Shane Ritchie may be a star on EastEnders but if you bump into him in your local, he is unlikely to be the one buying the drinks. Despite earning a celebrity salary rumoured to be £200,000 playing loveable Queen Vic barman Alfie Moon, Ritchie faced arrears on the £8,000-a month mortgage of his £2 million mansion and had to sell his dream home to avoid bankruptcy and clear up his debts. Ritchie bought the house, with pool and cinema, in 1996 for £400,000, but had to remortgage five times over the years after running up £500,000 in debt after his career nosedived. He then used his new income to splurge £250,000 on a 40th birthday party and fund a movie called Shoreditch, starring Joely Richardson. 'I bankrolled it to the tune of half a million,' he says. 'Every penny I had went into it. Last summer my car was repossessed, I could not pay the mortgage for a year and bailiffs were threatening to come round over a £2,000 bill.'. Friends helped him clear up his immediate debts and will no doubt be expecting to see their cash returned now Ritchie is back in the black.

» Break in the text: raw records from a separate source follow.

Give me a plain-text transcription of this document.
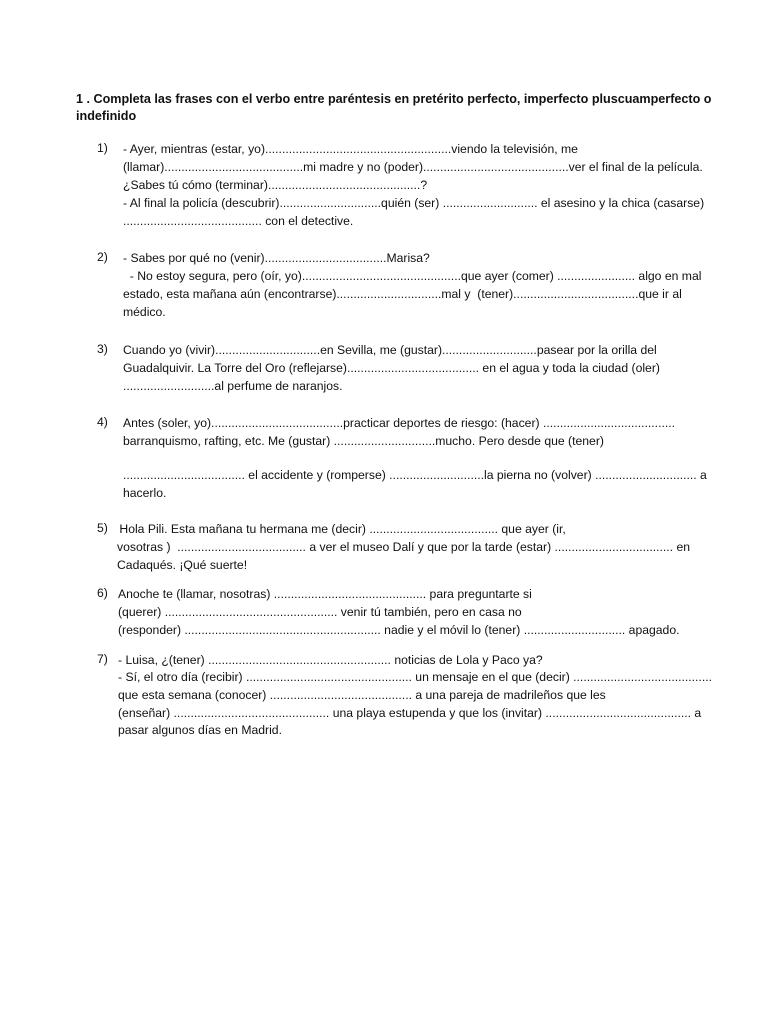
1 . Completa las frases con el verbo entre paréntesis en pretérito perfecto, imperfecto pluscuamperfecto o indefinido
1) - Ayer, mientras (estar, yo).......................................................viendo la televisión, me
(llamar).........................................mi madre y no (poder)...........................................ver el final de la película.
¿Sabes tú cómo (terminar).............................................?
- Al final la policía (descubrir)..............................quién (ser) ............................ el asesino y la chica (casarse)
......................................... con el detective.
2) - Sabes por qué no (venir)....................................Marisa?
- No estoy segura, pero (oír, yo)...............................................que ayer (comer) ....................... algo en mal
estado, esta mañana aún (encontrarse)...............................mal y  (tener).....................................que ir al
médico.
3) Cuando yo (vivir)...............................en Sevilla, me (gustar)............................pasear por la orilla del
Guadalquivir. La Torre del Oro (reflejarse)....................................... en el agua y toda la ciudad (oler)
...........................al perfume de naranjos.
4) Antes (soler, yo).......................................practicar deportes de riesgo: (hacer) .......................................
barranquismo, rafting, etc. Me (gustar) ..............................mucho. Pero desde que (tener)
.................................... el accidente y (romperse) ............................la pierna no (volver) .............................. a
hacerlo.
5) Hola Pili. Esta mañana tu hermana me (decir) ...................................... que ayer (ir,
vosotras )  ...................................... a ver el museo Dalí y que por la tarde (estar) ................................... en
Cadaqués. ¡Qué suerte!
6) Anoche te (llamar, nosotras) ............................................. para preguntarte si
(querer) ................................................... venir tú también, pero en casa no
(responder) .......................................................... nadie y el móvil lo (tener) .............................. apagado.
7) - Luisa, ¿(tener) ...................................................... noticias de Lola y Paco ya?
- Sí, el otro día (recibir) ................................................. un mensaje en el que (decir) .........................................
que esta semana (conocer) .......................................... a una pareja de madrileños que les
(enseñar) .............................................. una playa estupenda y que los (invitar) ........................................... a
pasar algunos días en Madrid.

Another soap star in financial hot water is Coronation Street's Bill Roache who plays Ken Barlow. The actor was made bankrupt in 1999 after he was ordered to pay legal costs despite winning a libel case against the Sun newspaper. He was awarded £50,000 in damages but because the figure was exactly the same amount that the paper had earlier offered him in an out-of-court settlement, he subsequently had to meet legal costs of around £120,000 and his debts are believed to have spiralled to £600,000.
Success and excess
Former boxing champion Mike Tyson became a household name during a career which earned him more than £165 million. But he is no longer packing a punch at the cashpoint after being declared bankrupt with debts of more than £70 million. His sumptuous mansions have long since been sold along with his collection of exotic cars and he now lives in a modest rented home in Phoenix.

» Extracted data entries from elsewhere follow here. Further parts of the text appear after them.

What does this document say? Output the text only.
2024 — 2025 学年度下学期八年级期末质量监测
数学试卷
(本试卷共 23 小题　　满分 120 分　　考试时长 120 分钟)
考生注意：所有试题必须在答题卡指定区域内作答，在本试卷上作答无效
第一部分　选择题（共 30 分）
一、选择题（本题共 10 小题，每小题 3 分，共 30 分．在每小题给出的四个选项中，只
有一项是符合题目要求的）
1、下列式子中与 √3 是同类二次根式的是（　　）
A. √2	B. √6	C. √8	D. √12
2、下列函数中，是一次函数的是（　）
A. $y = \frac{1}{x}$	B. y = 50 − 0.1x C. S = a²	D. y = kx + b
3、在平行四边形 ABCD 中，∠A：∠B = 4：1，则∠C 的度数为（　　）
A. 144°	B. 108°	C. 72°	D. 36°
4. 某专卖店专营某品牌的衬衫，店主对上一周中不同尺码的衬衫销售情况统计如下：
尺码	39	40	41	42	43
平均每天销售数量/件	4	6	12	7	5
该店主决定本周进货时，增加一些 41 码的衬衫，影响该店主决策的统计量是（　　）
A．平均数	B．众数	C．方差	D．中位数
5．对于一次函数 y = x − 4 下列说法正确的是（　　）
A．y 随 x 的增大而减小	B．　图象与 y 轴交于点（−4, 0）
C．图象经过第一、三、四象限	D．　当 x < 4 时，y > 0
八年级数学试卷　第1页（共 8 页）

Making a living out of telling others how to handle their money seemed like a good idea at the time for former 1960s singer Adam Faith. But the collapse of the satellite television channel he founded, The Money Channel, saw him declared bankrupt with debts of £32 million. When Faith died in 2003, his widow Jackie was forced to move out of the marital home after pressure from creditors. Agents for an insolvency firm handling her late husband's affairs claimed half of the family possessions along with 50% of a 'paltry' life insurance policy.

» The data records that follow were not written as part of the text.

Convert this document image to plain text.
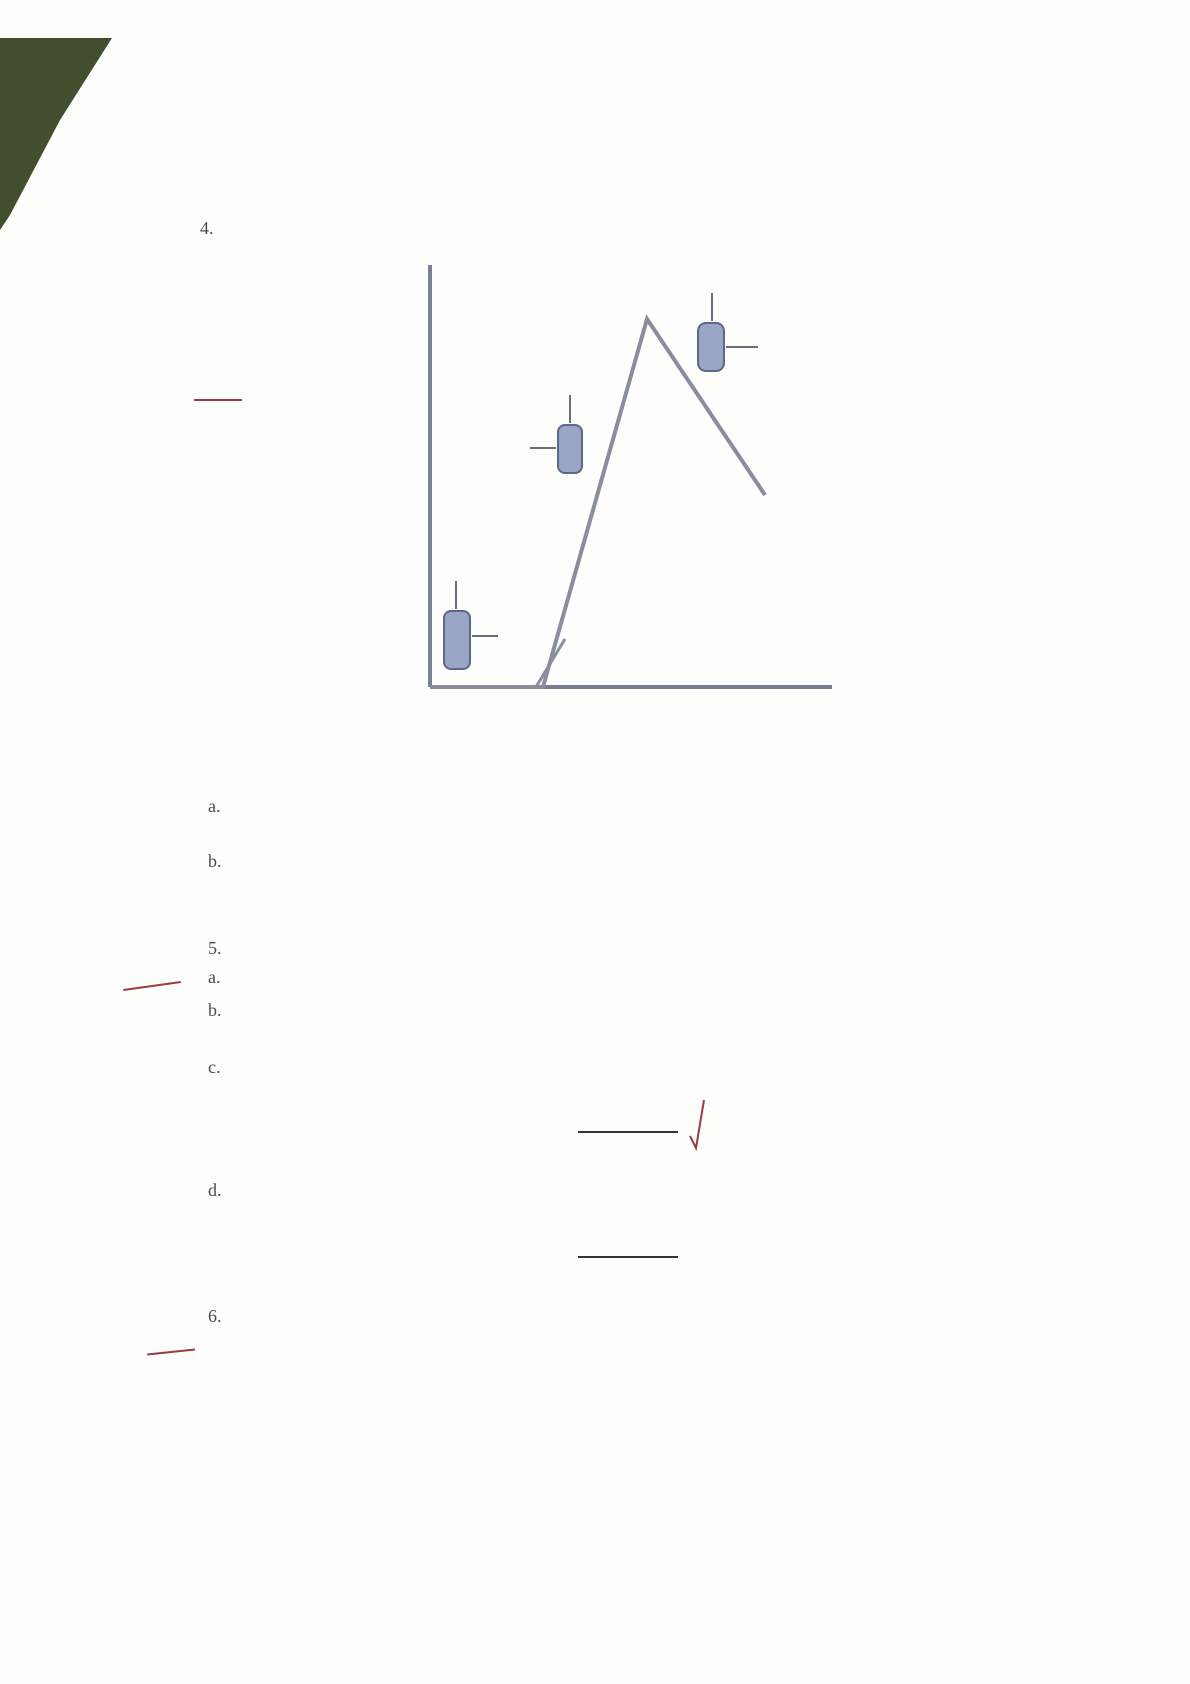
4.
a.
b.
5.
a.
b.
c.
d.
6.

At the height of his fame, football legend George Best's life was one long party of stunning women, fast cars and excess. When average footballers of the day were earning £75 a week, Best was taking home £3500. But the money - along with his liver - failed to support the indulgent lifestyle. He took up gambling after he gave up football, claiming it was a way of filling 'the void' which the mundanities of ordinary life never can. He was declared bankrupt in November 1982 owing creditors £22,000. His most famous comment on the subject: 'I spent a lot of money on booze, birds and fast cars. The rest I just squandered.'
I'll see you in court
Not all celebrity debtors are men. Nor do they come more glamorous than Kim Basinger. In March 1993, Kim pulled out of Boxing Helena, four weeks before shooting. Sued by the studio, she had to declare herself bankrupt to settle the £6 million claim - and this came after her ill-fated decision in 1989 to buy the town of Braselton, Georgia, for £12.5million, which was later sold. The late eighties also saw a bitter divorce from her first husband, makeup artist Ron Britton, who had been her manager. He had reportedly demanded a £15 million settlement.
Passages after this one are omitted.